The rest of Zone 2 from the Atchafalaya River westward, all of Zone 3, from Freshwater Bayou west to the Louisiana-Texas line will open May 21.

That same day, May 21, the entire area of Zone 1, from South Pass of the Mississippi River, east to the Louisiana-Mississippi line will open.

State Shrimp Study leader Marty Bourgeois also urged the commission to reopen the state’s outside waters in the Vermilion Bay area to open at the same time as the inside waters in that area.

Bourgeois said brown shrimp move into the Gulf of Mexico on the stronger tides around the full moon, mostly in the days after the peak of the full moon, and that inshore shrimpers would lose the chance to catch both brown and overwinter white shrimp.

Other commission action included:

  • Approving the 2012-2014 resident-game hunting seasons and wildlife management area hunting regulations.

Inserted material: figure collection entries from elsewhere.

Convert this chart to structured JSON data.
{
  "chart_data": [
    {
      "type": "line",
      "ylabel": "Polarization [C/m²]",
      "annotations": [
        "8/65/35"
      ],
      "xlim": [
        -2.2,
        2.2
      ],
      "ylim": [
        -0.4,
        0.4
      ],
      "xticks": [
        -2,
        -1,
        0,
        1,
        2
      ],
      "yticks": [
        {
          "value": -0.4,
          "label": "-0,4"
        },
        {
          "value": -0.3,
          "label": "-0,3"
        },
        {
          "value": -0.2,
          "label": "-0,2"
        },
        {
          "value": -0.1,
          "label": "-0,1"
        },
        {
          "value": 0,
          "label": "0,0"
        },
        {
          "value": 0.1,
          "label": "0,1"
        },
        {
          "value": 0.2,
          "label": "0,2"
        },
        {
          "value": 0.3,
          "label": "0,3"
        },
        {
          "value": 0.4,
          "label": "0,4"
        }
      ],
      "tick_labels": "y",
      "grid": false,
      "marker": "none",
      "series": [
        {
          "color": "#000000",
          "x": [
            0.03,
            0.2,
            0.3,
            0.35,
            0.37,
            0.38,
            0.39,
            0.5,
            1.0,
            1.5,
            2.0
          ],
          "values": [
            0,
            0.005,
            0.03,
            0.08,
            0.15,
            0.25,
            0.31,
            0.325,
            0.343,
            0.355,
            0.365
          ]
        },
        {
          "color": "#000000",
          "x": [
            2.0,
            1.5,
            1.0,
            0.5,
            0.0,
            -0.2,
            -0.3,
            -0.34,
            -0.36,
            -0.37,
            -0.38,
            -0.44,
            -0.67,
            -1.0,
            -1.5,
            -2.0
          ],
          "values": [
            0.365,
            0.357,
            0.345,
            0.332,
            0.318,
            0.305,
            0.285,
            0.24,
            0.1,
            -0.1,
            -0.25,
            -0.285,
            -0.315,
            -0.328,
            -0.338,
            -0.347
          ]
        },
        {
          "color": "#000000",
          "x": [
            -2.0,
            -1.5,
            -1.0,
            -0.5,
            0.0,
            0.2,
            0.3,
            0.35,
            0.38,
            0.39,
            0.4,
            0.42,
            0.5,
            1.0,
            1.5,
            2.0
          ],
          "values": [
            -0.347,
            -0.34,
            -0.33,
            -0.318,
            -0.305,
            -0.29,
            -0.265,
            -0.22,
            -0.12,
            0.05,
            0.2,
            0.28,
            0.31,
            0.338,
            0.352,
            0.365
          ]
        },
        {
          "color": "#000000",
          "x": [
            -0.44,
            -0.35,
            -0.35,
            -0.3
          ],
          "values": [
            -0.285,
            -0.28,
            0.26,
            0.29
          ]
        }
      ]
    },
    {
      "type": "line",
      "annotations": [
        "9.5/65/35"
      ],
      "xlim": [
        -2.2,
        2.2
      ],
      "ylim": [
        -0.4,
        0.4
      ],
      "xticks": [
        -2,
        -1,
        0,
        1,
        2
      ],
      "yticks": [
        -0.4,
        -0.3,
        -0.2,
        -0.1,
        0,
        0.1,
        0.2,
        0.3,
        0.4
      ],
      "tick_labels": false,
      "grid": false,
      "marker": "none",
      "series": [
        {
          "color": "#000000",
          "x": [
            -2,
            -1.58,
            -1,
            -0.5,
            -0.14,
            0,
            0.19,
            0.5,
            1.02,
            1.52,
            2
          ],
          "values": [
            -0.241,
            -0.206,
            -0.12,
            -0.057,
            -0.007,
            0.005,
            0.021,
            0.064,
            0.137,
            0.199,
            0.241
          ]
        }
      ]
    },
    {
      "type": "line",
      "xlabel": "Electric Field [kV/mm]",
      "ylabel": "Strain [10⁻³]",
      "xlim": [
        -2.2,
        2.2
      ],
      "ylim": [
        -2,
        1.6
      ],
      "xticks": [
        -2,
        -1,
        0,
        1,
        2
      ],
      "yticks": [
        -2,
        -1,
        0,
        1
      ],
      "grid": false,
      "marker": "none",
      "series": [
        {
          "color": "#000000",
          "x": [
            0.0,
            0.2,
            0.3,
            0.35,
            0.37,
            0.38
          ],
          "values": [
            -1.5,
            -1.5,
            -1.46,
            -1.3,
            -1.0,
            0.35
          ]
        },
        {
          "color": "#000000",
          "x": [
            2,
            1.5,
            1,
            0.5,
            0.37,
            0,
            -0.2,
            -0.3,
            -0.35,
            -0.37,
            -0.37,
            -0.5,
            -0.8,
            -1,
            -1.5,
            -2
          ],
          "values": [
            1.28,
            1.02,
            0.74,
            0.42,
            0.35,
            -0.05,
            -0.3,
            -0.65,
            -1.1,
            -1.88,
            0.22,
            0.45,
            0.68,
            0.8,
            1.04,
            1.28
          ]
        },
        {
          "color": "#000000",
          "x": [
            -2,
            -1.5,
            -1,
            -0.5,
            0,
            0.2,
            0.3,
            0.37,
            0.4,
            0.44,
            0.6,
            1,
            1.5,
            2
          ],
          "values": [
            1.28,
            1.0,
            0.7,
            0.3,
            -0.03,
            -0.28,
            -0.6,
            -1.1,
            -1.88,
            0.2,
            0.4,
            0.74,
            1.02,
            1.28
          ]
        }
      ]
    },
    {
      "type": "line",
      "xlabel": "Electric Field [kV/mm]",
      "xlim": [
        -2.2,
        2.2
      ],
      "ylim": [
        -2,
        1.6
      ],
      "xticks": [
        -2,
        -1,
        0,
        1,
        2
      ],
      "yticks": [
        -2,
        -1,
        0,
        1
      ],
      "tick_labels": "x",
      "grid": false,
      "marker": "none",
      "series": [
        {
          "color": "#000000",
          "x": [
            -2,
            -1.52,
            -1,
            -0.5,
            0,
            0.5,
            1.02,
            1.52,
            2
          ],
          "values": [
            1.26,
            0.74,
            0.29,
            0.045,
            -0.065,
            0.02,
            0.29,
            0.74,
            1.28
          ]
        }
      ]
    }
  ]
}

This included a Dec. 15-23 with or without dogs for selected areas in the Kisatchie National Forest, and a provision to allow seven new 35-38 caliber rifles to the state’s approved primitive weapons list;
  • Approving a Declaration of Emergency to continue the closure of three coastal areas in the aftermath of the BP-Deepwater Horizon oil disaster. The three are Bay Jimmie in Barataria Bay, waters around Grand Terre Island and the southernmost reaches of the entire Mississippi River delta south of Venice. The closure covers all commercial fishing activity and the recreational take of shrimp and crabs, but allows recreational finfishing;
  • Approving a proclamation for May 19-25 as State Boating Week in Louisiana;
  • Approving Free Fishing Days (no fishing licenses required) statewide for June 9-10 as part of the June 4-10 Louisiana Fishing Week;
  • Applauding the work of the Biloxi Marsh Lands Corporation for another 25-year lease for the 35,643-acre Biloxi WMA in St. Bernard Parish, a move that extends the WMA to a continuous 80-year commitment to the public use of this area;
  • Learning from Ducks Unlimited how the more than $300,000 donation from the LDWF was used to enhance wetlands projects in the Canadian province of Saskatchewan;
  • Learning that Enforcement Division agents issued 1,336 citations and 575 written warnings across the state during April, when three boating fatalities brought to 12 the state’s 2012 total;
  • And, approving its September meeting date for Sept. 6 in Baton Rouge.